Let's take a look at the performance graph on a 4 processors x 4 cores AMD machine (dataset size is 150K elements):

As can be seen, scalability beyond 3 threads is mediocre, and no scalability beyond 9 threads. What is the reason? The reason is that all threads constantly access memory which is a shared resource (read - potential bottleneck). Indeed, each thread must do a memory transfer each B computations.

So, what we've missed during design of our algorithm? We've missed possibility of data reuse in cache based on temporal locality. That is, once we've loaded some data into cache we want do as much computations on it as possible (ideally, all). And here cache-oblivious algorithms kick into action.

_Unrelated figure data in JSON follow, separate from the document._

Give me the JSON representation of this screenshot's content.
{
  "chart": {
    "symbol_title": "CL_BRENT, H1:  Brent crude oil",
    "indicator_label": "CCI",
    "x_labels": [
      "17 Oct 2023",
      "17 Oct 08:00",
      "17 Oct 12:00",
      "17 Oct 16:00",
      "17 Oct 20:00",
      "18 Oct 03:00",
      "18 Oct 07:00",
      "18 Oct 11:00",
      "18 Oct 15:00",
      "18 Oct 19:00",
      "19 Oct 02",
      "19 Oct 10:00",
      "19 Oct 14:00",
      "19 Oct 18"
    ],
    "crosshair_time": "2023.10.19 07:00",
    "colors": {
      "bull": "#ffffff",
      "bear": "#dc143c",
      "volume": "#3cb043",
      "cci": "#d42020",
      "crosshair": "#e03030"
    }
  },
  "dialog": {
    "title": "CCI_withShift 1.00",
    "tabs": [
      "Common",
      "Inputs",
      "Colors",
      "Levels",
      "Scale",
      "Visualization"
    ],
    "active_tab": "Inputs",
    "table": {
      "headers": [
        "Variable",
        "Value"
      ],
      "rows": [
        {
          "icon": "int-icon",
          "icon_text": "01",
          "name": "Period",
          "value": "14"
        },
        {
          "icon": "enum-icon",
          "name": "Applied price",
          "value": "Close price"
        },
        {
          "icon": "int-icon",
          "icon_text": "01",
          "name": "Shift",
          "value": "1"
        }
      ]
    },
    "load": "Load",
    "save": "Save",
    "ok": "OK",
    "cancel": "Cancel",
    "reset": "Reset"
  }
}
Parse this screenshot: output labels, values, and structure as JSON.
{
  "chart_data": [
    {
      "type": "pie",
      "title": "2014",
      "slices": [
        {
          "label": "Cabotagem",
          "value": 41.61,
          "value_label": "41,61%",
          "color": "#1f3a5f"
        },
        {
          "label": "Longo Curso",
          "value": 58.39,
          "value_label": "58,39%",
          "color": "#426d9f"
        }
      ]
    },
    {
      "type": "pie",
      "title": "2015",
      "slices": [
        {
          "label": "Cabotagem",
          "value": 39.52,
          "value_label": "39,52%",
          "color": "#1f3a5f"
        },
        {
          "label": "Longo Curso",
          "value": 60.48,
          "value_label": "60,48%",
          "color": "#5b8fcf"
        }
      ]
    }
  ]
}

Cache-oblivious algorithms work by recursively dividing a problem's dataset into smaller parts and then doing as much computations of each part as possible. Eventually subproblem dataset fits into cache, and we can do significant amount of computations on it without accessing memory:

Note that we don't need to know exact cache hierarchy/parameters for it to work. We just recursively divide a dataset, and it inevitably eventually fits into L3 cache, then into L2 and then into L1. Also note that when we've done with a part that fits into L1, we need to load a new part into L1, but the load is satisfied from L2 rather than from memory (and the same for L2). So such recursive division automatically optimally exploits whatever cache hierarchy we have.